Naneyi yemesinin sebebi bana yaşattıklarını ona yaşatacak olmam. Bir ara emniyetin merdivenlerinden inerken hafifçe ittirmiştim ve son üç basamak kala sağ kolunun üstüne düşüp bileğini çatlatmıştı salak. Bütün işlerini bana yaptırmıştı çünkü suçlu hissediyordum ve o bunu kendi çıkarlarına kullanmıştı. Bu sefer onun bir suçu yoktu ama biz bir şeyi karşılıksız yapmazdık. Ve onun en önemli kurallarından biri buydu. Şimdi sıra bende Pamir Alaca!
(Taburcu Günü)
Taburcu işlemlerini tamamlayıp hastaneden çıktık. Pamir'le konuştuktan sonra beni sonra odaya almışlardı. Zaten üç güne kalmadan çıkmıştım.
"Pamir, benim karnım aç. Bir şeyler ısmarlarsın artık." dedim.
"Olur ama şu an yanımda nakit yok. Şuradan çekeyim parayı." dedi ve ATMlerin olduğu bölgeye arabayı park etti. O giderken gözüme bir kız çocuğu takıldı. Üstü eski, üşüdüğü belli olacak ki bacaklarını kendine çekmiş ve kollarını dolamış kendine sarılıyordu.

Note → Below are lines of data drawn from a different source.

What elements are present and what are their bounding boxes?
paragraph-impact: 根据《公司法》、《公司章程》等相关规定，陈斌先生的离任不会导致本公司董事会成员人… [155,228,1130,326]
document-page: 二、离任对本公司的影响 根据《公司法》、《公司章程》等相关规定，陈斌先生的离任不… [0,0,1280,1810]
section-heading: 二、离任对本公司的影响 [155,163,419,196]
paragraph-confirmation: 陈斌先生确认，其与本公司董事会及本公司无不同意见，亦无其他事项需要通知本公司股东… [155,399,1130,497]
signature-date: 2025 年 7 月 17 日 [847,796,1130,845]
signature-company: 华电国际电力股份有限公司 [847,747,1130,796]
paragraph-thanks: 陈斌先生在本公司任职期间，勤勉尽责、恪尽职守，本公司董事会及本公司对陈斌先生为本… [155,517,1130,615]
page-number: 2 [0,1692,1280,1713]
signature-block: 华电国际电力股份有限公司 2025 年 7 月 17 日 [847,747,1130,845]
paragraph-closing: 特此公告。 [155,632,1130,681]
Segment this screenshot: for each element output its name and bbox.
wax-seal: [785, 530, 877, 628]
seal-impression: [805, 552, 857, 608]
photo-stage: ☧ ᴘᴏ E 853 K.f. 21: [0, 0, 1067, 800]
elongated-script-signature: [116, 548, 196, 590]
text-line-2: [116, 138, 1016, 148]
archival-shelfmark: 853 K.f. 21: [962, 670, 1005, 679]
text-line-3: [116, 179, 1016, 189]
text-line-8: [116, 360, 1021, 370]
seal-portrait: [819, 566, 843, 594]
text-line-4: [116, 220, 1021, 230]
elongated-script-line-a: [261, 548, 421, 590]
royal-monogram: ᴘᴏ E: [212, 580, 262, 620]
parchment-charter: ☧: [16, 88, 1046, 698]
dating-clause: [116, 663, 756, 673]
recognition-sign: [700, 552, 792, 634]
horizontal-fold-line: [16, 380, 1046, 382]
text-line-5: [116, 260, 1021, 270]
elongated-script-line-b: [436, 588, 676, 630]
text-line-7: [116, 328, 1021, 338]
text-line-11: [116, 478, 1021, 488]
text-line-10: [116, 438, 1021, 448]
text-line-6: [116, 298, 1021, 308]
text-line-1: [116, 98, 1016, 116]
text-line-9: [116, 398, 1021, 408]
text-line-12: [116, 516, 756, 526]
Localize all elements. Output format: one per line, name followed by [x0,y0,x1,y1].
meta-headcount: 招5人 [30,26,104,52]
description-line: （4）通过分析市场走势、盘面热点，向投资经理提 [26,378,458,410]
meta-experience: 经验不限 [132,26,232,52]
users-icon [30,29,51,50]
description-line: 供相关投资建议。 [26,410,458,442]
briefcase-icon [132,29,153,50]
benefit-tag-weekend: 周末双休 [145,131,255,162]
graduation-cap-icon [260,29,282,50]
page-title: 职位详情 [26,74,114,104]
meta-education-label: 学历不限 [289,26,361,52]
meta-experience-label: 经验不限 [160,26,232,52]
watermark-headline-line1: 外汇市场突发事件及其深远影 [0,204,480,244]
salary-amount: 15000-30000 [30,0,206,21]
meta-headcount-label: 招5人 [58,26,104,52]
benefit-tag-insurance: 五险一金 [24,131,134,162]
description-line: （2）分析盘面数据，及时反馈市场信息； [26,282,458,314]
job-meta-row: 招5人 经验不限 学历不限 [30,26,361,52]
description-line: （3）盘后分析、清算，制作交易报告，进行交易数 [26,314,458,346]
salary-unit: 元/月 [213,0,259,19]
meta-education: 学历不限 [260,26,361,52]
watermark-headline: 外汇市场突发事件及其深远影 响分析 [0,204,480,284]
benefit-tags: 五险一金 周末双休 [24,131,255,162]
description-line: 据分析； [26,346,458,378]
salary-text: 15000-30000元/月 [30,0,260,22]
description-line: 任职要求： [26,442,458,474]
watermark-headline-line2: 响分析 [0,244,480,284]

Arabadan inip kızın yanına ilerledim." Merhaba. " dedim onu korkutmayacak şekilde. Kız korkak gözlerle bir bana bir etrafına bakınıyordu. Sol elimi kaldırıp yavaşça saçlarını okşamaya başladım. İlk başta korkmuş fakat sonra alışmıştı. Saçının ön tutamlarından birini kulağının arkasına ittirirken elin yanağına değmişti. Buz gibiydi. Üzerimde olan kalın sweati çıkarıp ona giydirdim. Sweate sarılınca gülümsedim. Bir miktar para verip ayrılacakken hastanede raporların çıkmasını beklerken yaptığım Turna kuşu aklıma geldi. Geri dönüp elimi pantolonumun cebine soktum ve kuşu küçük kıza verdim. Bu origamiyi biliyor olacak ki kuşun kuyruğunu çekip kanatlarını oynattı. Kız kuşla ilgilenirken sessizce arabaya döndüm. Sweatin altında uzun kollu bir tişört olduğu için üşümüyordum.
Pamir arabaya döndüğünde beklediği sıra yüzünden söyleniyordu.
Yemeklerimizi yedik ve Pamir beni emniyete gitmek için ısrar etsem de eve bıraktı.